La couverture est vraiment très belle. Très. La bonne nouvelle est que le contenu l'est tout autant.
Eliott est un enfant qui subit le harcèlement. Ah mais non, le harcèlement, il suffit d'en parler à des adultes, et le problème sera résolu. Oui, mais Eliott en a parlé à sa maman, qui est passée par l'explication psychologisante du comportement du harceleur, et trouve donc que son fils exagère les choses, ne comprend pas forcément le comportement de l'autre, etc, etc… Quant à sa gentille institutrice, qui est réellement gentille, elle ne prendrait sans doute pas les choses au sérieux. Et oui, le harceleur est une adorable petite fille, très mignonne, très bien habillée, qui sait très bien se comporter face aux adultes, bref, si elle était accusée, ce n'est pas que les adultes tomberaient de haut, c'est qu'ils ne le croiraient pas une seule seconde. Y aura-t-il une solution ? Oui, nous sommes dans un roman de littérature jeunesse intelligemment construit, et il faut compter sur le fait que l'enfant n'est pas seul, pas le seul à comprendre ce que fait le harceleur, pas le seul à être victime de harcèlement. Rappelons-nous aussi que pour harceler, il ne faut pas non plus se sentir très bien soi-même.

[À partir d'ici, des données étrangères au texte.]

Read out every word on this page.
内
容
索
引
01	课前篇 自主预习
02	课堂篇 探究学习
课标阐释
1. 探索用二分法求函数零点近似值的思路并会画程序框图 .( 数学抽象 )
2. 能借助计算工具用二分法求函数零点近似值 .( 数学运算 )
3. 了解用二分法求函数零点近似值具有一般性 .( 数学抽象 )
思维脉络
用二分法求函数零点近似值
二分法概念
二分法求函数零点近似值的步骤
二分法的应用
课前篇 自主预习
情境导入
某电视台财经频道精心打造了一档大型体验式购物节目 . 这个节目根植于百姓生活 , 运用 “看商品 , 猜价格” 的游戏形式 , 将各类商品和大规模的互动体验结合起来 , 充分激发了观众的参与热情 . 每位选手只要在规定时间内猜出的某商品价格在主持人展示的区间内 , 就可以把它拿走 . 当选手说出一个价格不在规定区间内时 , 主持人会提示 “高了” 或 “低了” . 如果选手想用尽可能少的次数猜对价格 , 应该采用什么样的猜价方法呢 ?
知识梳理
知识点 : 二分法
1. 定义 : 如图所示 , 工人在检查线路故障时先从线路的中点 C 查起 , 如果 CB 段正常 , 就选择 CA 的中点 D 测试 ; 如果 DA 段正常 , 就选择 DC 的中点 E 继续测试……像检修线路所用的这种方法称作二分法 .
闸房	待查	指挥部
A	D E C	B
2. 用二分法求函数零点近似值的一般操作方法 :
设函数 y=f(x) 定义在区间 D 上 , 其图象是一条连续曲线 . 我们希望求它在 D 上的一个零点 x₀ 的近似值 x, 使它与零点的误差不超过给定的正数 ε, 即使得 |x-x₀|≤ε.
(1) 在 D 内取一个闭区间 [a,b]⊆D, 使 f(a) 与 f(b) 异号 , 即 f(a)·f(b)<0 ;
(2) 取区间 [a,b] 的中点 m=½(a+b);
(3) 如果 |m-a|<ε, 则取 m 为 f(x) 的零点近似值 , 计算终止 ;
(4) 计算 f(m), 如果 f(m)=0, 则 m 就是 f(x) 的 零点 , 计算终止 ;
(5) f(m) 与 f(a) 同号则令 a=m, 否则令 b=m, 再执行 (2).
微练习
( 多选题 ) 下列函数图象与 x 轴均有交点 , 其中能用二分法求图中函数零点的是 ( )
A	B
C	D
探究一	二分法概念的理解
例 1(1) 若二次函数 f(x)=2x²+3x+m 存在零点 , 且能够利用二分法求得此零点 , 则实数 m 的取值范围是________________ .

Après ce premier paragraphe, vous devez vous dire que le livre est un peu sinistre. Pas du tout. Eliott a en effet trouvé refuge à la bibliothèque et va découvrir une brigade chargée de la protection des livres et de la littérature. Il se retrouve embauché d'office dans cette brigade, sinon, sa mémoire sera effacée – sa mémoire de l'événement, pas toute sa mémoire, les protecteurs des livres et de la littérature ne sont pas des monstres, simplement des rats débordées, un chat qui n'aime pas trop les humains (il a ses raisons, et elles sont compréhensibles), un fantôme qui ne comprend pas encore qu'il en est un, et un bibliothécaire charmant, Caleb, qui aime bien Eliott parce qu'il aime lire, justement. Il n'est pas si fréquent de trouver un garçon qui aime lire dans les romans – certes, le public visé est un peu jeune pour apprécier les « bad boys », ces garçons qui ont l'air terriblement méchant mais sont en fait terriblement attachants, mais les garçons sont plutôt fans de console de jeux que de lecture.
Le livre pose des questions intéressantes sur les pratiques de lecture et aussi sur les pratiques d'écriture. Il nous invite à penser à la magie des mots, à tout ce qui peut être créer avec eux, aux mots rares, que l'on utilise plus et se trouvent voués à disparaître, aux personnages secondaires qui se retrouvent abandonnés en cours d'intrigue et auxquels ils seraient intéressants, peut-être, un jour, de redonner vie. J'adresse une mention spéciale pour les soins urgents qui sont prodigués au livre en souffrance « mal en point », dont il faut absolument prévenir l'auteur, comme on le ferait d'un parent proche.
Un roman rempli de qualités, dont celle d'aller à contre-pied des clichés.